Laser-powered spacecraft swarm to search for interstellar life
A swarm of tiny spacecraft could travel through interstellar space to reach our nearest star beyond the Sun, under plans being funded by Nasa.
Florida-based Space Initiatives is proposing sending thousands of miniature probes to Proxima B, a potentially habitable planet in the Proxima Centauri star system which is nearly 4.3 light years (or 25 trillion miles) from Earth.
With current technology, it would take around 30,000 years to reach the system, but scientists believe the nano-craft could be fitted with tiny sails and pushed by laser beams.
Professor Stephen Hawking proposed a similar idea before his death, who suggested that a 100 gigawatt beam of light could accelerate the tiny craft to speeds of 100 million miles per hour.
It would cut the journey time to around 20 years, and once there, the swarm could sweep over Proxima B, looking for signs of alien life, or even civilisations.
The idea has been picked out for funding by Nasa’s Innovative Advanced Concepts (NIAC) programme which fosters pioneering ideas, and in the past, has led to developments like the Ingenuity helicopter, currently being flown on Mars.
Thomas Eubanks, of Space Initiatives Inc, said: “Tiny gram-scale interstellar probes pushed by laser light are likely to be the only technology capable of reaching another star this century.

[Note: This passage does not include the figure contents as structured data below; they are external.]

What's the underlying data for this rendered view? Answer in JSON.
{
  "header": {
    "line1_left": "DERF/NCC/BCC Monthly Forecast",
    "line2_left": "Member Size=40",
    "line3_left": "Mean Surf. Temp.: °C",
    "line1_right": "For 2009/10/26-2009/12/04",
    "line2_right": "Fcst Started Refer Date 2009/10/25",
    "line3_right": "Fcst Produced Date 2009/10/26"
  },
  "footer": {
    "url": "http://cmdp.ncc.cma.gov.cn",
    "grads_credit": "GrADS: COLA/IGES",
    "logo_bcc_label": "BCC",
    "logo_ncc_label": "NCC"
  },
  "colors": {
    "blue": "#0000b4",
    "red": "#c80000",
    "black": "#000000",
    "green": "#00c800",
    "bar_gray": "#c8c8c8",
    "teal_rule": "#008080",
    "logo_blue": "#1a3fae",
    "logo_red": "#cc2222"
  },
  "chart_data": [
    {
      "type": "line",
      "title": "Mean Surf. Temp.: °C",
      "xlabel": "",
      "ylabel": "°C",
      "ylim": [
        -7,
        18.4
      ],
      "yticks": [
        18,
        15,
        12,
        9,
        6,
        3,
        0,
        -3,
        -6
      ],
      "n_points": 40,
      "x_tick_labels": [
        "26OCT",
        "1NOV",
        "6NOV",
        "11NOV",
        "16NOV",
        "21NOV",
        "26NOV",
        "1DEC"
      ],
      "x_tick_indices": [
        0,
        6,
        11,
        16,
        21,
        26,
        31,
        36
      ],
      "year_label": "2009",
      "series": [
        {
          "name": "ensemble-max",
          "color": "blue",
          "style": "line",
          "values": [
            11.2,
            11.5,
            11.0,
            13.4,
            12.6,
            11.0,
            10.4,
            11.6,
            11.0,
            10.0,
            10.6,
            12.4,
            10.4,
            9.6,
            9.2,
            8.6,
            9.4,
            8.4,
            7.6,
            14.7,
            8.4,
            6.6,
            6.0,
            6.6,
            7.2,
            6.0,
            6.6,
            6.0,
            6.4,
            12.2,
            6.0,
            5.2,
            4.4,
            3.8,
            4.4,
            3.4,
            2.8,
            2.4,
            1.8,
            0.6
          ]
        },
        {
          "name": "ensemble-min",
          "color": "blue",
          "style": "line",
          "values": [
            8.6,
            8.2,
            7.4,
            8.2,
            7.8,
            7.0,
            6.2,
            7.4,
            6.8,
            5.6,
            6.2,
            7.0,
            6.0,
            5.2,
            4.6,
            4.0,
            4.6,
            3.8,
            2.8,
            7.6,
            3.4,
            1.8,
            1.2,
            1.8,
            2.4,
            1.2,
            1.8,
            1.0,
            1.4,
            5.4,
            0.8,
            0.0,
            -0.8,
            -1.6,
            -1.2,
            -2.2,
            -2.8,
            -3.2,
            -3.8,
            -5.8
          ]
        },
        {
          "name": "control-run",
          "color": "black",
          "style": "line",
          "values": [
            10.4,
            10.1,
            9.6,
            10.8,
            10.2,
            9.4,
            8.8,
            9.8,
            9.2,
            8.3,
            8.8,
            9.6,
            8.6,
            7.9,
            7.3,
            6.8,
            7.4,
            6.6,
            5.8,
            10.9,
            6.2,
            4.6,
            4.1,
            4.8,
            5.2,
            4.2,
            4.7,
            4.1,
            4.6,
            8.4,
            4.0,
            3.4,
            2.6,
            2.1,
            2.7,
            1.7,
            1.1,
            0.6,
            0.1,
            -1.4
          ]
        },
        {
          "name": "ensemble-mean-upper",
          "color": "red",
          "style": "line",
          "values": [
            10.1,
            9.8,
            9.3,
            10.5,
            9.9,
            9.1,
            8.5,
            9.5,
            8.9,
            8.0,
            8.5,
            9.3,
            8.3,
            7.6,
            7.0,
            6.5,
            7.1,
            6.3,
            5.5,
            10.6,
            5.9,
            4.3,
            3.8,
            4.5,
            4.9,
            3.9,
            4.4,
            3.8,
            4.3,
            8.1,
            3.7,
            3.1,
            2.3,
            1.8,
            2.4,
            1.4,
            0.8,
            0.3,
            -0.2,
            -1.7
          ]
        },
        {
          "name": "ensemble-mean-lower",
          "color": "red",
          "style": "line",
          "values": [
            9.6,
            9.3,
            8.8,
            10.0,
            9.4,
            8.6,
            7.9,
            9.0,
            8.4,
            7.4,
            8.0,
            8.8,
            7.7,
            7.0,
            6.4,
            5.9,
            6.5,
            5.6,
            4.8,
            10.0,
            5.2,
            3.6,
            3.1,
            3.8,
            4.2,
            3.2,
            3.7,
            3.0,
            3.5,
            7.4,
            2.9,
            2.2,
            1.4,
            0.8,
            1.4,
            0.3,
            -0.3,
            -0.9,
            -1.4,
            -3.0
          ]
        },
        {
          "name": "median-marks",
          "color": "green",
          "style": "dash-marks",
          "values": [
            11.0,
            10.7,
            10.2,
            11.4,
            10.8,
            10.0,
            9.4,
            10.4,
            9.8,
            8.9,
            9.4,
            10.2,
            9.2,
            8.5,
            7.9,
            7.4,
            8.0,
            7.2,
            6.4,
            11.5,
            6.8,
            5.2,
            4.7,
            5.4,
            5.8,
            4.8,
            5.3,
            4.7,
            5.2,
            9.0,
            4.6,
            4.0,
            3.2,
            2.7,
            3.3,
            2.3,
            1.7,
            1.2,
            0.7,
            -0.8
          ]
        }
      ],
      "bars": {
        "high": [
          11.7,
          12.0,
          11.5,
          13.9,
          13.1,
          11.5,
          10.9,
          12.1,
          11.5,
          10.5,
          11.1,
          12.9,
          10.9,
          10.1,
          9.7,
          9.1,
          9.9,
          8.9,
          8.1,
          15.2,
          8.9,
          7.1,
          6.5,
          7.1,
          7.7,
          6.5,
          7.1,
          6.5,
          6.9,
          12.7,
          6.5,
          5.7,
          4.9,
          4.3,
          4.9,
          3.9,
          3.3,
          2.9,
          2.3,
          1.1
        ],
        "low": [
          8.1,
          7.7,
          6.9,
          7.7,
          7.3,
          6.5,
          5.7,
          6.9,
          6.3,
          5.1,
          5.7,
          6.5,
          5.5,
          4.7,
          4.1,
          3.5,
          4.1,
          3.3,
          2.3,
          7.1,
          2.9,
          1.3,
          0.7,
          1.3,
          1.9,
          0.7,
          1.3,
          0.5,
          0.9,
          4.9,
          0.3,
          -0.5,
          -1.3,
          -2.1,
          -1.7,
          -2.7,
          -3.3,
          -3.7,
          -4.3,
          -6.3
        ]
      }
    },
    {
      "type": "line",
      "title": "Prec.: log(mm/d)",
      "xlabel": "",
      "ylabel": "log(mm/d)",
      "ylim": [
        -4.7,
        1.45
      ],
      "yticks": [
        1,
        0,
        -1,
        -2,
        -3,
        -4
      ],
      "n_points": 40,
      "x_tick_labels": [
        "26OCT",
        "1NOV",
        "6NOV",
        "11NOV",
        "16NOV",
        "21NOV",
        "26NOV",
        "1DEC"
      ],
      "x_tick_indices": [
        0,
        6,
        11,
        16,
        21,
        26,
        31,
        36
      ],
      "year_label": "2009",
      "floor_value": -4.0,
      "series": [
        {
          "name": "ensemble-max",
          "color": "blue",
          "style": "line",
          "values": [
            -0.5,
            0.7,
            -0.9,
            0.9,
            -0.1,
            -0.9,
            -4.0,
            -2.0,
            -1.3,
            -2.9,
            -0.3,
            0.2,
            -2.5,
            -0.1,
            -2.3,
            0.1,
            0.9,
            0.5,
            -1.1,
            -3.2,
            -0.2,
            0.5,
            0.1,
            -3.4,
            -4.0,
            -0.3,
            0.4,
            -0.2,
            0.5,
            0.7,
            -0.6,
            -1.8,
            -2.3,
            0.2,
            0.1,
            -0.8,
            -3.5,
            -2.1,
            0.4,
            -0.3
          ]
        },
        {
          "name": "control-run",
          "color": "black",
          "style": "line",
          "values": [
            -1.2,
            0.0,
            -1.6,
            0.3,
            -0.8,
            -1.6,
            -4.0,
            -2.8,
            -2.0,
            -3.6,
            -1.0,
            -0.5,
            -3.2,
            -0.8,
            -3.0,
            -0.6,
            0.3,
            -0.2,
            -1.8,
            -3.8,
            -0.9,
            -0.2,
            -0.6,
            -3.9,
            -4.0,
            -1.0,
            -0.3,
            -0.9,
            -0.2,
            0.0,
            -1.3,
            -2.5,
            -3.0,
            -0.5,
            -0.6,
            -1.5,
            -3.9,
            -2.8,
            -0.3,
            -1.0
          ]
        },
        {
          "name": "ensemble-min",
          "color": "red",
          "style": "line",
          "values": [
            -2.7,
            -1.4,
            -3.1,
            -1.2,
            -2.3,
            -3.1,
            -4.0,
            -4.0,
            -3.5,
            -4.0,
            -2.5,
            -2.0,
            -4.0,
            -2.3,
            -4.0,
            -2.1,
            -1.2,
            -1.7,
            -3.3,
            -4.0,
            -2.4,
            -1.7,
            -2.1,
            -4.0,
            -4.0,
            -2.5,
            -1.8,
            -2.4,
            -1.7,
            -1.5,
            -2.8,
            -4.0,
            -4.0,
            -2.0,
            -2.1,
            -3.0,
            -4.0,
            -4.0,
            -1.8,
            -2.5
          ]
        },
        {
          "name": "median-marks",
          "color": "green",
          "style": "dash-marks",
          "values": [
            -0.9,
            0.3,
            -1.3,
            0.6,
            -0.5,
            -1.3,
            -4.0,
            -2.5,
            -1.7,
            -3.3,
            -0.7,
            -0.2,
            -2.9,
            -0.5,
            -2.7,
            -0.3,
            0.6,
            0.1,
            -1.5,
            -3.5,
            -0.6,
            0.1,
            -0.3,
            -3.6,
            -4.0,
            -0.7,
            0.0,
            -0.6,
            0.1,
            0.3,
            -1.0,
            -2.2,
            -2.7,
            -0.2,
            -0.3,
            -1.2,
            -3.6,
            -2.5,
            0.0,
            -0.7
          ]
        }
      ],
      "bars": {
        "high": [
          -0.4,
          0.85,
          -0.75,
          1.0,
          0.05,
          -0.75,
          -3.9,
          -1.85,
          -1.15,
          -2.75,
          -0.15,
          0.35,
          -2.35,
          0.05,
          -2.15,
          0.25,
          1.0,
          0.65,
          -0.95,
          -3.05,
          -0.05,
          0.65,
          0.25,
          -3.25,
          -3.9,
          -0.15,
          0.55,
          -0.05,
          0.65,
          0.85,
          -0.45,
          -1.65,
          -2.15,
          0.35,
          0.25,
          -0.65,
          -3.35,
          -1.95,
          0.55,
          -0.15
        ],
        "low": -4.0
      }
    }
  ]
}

“We presuppose availability by mid-century of a laser beamer powerful enough to boost a few grams to relativistic speed, lasersails robust enough to survive launch, and terrestrial light buckets big enough to catch our optical signals.
“Then our proposed mission is to fly by our nearest neighbour, the potentially habitable world Proxima b, with a large autonomous swarm of 1000s of tiny probes.”
Although Voyager One has ventured outside the Solar System and is currently in interstellar space, no spaceship has ever reached another star system.
However, even if the swarm reached Proxima B and found signs of life, the huge distances mean it would take at least eight years for a signal to return to Earth.
The team hopes to begin testing swarms of laser-powered nanobots closer to home, such as around the Moon and in the Solar System.
Other projects selected for funding were an electric plane that could take off and land on Mars and a sample return mission to Venus using a solar aircraft.
‘NIAC inspires space-tech ideas’
Fauna Bio, a Californian company, has also been given a grant to study hibernating animals on board the International Space Station (ISS) to see if astronauts could be placed in torpor for long journeys without suffering health problems.
“The daring missions NASA undertakes for the benefit of humanity all begin as just an idea, and NIAC is responsible for inspiring many of those ideas,” said Jim Free, Nasa Associate Administrator.
“The Ingenuity helicopter flying on Mars and instruments on the MarCO deep space CubeSats can trace their lineage back to NIAC, proving there is a path from creative idea to mission success.
“And, while not all these concepts will fly, NASA and our partners worldwide can learn from fresh approaches and may eventually use technologies advanced by NIAC.”